Three days a week this summer, Dr. Roberto Brenes drove over to Prairie Springs Environmental Education Center in Genesee, pulled on his waterproof boots and headed into the woods with student Millar Minahan. They were in search of mice. 

Brenes, an assistant professor of biology, and Minahan, a junior at Carroll, are working on a Pioneer Scholars research project. Carroll selects upwards of ten proposals annually from students and faculty for summer-long projects. These projects give students the opportunity to engage in in-depth research across a variety of disciplines with a faculty member. The student receives a stipend to help cover living expenses and a priceless experience.

For Brenes, who joined Carroll in 2013 and has spent several summers since then engaged in research with Pio Scholars, the busy summers offer several benefits.

A lot of the students he sees in his biology classes are health science majors, pursuing careers in health care. Field biology, which is Brenes’ passion, probably isn’t on their radar. In his classes, he talks it up, tells students about the research he is doing and  encourages them to come up with ideas for Pio Scholars projects.

“I think this is the best way to interest a student in field biology,” he said. “It’s important work. We‘ll publish the results of our research. So it serves two purposes, it helps my data collection and it gets students interested in this sort of work.”

This summer, they are studying mice. The grounds at Prairie Springs and Greene Field Station have been overrun by European Buckthorn, an invasive species first brought to the country as a decorative shrub. It’s taken over what Brenes believes was once mostly prairie, creating a densely wooded low forest (plants can grow to 30+ feet tall). The plant is fast growing, leafs out earlier than most native plants in the spring and may release chemicals into the soil that are harmful to the roots of competing plants.

But it’s one chemical compound in particular that Brenes and Minahan are interested in. Buckthorn leaves contain emodin. In birds, emodin acts as a sort of laxative, helping ensure that birds that eat buckthorn seeds pass those seeds, helping the plant spread. In the past, Brenes has studied the impact of emodin on amphibian populations on the grounds. Earlier research at Prairie Springs has studied how it affects other aquatic lifeforms.

It’s beginning to appear that the buckthorn isn’t particularly friendly to many of the native species found there. Only one frog species remains, the others adversely affected by high emodin concentrations in the small ponds in which frogs breed and hatch.
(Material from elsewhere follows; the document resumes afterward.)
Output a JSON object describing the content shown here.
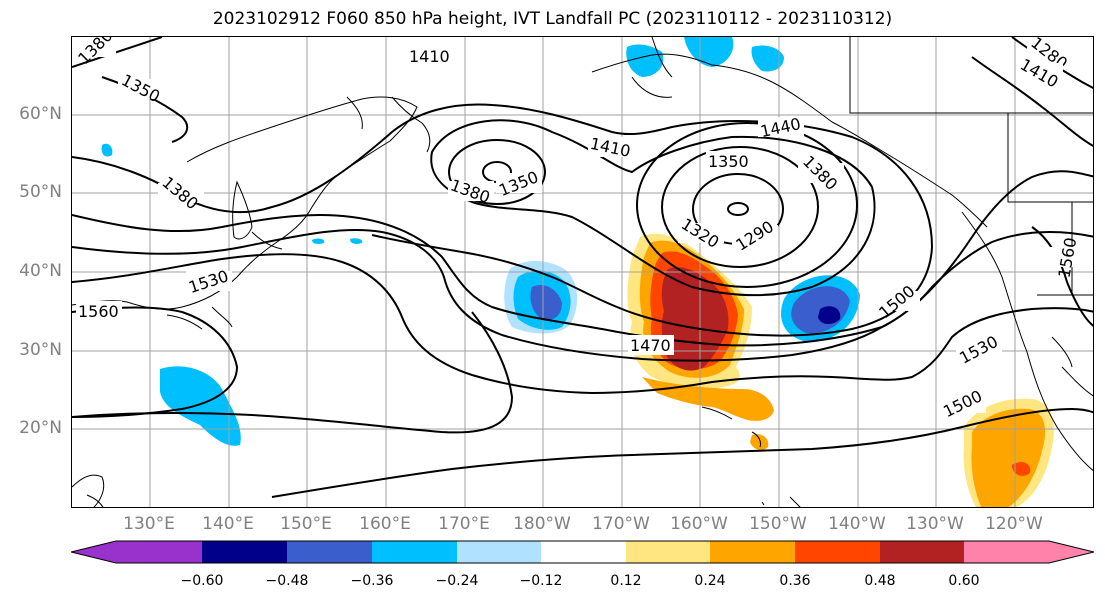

As Brenes and Minahan walk the grounds, checking 28 live traps for mice, the silence of the forest is disturbing. “No birds, hardly any insects,” noted Brenes. The buckthorn seems to have impacted biodiversity.

“Now we’ll see how it affects the health of these mammals.” For now, on this steamy summer day, they’ll visually assess the robustness of the mice, weigh and measure them, and release them. This fall, once the toxic berries of the buckthorn cover the floor and provide a food bounty for the mice, they’ll check them again. They’ll collect samples, dissecting the mice, removing their livers and looking for signs of damage.

For Minahan, it’s a summer of discovery out in the fields and forest of Prairie Springs and new skills learned in the labs at the Michael and Mary Jaharis Science Laboratories. For Brenes, it’s more data, more opportunity to teach, and, perhaps, another student considering a career in field work.